Block believes there are only so many quality companies that are ready to go public in a year compared to the sheer number brought forth by SPACs. The short seller has targeted two such companies itself, going after MultiPlan in November and XL Fleet more recently. Muddy Waters called the latter “middle of the fairway SPAC garbage,” alleging that the company has hyped its sales pipeline which may be a lot smaller than it claims. “There is company after company with laughable projections for the future,” Block said in an interview with Activist Insight Shorts.
Quintessential has also found targets in the space, with Akazoo delisted from the Nasdaq in June after the short seller said it had overstated revenue, profits, subscribers, and services. Its sponsor, Modern Media Acquisition, later said it had been defrauded by Akazoo’s former management. Clover Health also recently found itself the subject of a shareholder lawsuit alleging securities fraud after Hindenburg Research said the company had failed to disclose a U.S. Department of Justice investigation. Clover Health was taken public by Chamath Palihapitiya, who has been labeled the “king of SPACs” for taking more than a dozen companies public via this route.
While Quintessential’s Gabriel Grego admitted not all SPACs are bad, the short seller told Activist Insight Shorts that the space provides a source of ideas for new short bets. Grego explained that although SPACs allow companies to go public quickly, easily and cheaply, these same reasons also attract those who want to game the system.

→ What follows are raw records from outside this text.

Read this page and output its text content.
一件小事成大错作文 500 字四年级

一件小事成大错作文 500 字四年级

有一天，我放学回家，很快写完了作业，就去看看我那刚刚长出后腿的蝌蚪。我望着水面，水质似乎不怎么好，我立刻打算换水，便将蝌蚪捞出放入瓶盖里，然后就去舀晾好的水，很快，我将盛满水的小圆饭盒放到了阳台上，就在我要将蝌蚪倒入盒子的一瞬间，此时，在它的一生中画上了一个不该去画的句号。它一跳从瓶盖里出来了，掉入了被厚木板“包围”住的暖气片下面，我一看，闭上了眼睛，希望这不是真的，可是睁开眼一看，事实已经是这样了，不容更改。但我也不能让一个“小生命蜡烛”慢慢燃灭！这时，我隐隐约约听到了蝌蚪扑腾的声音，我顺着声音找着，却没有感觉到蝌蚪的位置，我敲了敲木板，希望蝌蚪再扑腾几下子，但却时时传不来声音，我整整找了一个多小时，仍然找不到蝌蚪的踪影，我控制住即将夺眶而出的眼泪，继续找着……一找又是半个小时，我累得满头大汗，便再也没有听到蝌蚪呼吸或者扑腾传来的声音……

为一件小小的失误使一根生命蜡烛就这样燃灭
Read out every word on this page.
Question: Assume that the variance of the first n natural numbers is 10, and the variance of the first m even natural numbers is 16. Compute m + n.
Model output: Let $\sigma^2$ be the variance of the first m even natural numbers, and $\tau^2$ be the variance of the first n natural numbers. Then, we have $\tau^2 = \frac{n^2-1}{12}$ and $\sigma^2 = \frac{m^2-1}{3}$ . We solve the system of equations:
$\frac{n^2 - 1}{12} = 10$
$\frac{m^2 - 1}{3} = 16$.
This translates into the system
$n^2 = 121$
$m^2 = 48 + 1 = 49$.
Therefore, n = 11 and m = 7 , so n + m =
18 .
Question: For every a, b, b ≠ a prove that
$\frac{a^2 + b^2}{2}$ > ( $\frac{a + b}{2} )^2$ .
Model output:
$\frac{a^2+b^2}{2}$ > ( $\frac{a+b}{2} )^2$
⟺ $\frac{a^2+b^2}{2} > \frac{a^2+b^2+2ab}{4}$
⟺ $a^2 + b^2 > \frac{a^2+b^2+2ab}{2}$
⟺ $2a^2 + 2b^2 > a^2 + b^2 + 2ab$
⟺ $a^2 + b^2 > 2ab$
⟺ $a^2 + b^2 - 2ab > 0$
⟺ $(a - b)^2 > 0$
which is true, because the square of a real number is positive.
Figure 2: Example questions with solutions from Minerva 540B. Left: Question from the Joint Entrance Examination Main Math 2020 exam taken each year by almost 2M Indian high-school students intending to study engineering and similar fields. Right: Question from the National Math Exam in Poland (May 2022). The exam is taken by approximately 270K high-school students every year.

The short seller noted that while SPACs attract fraudulent companies, that is not the biggest problem. In the frothy market we are currently experiencing, investors are not being as careful as they should about fundamentals, Grego added, warning that they will get burned if they do not carry out due diligence. “The market is very meritocratic,” he said. “If investors do their homework, they usually get rewarded with nice profits but those who don’t and buy on a whim or just follow the herd eventually get punished.”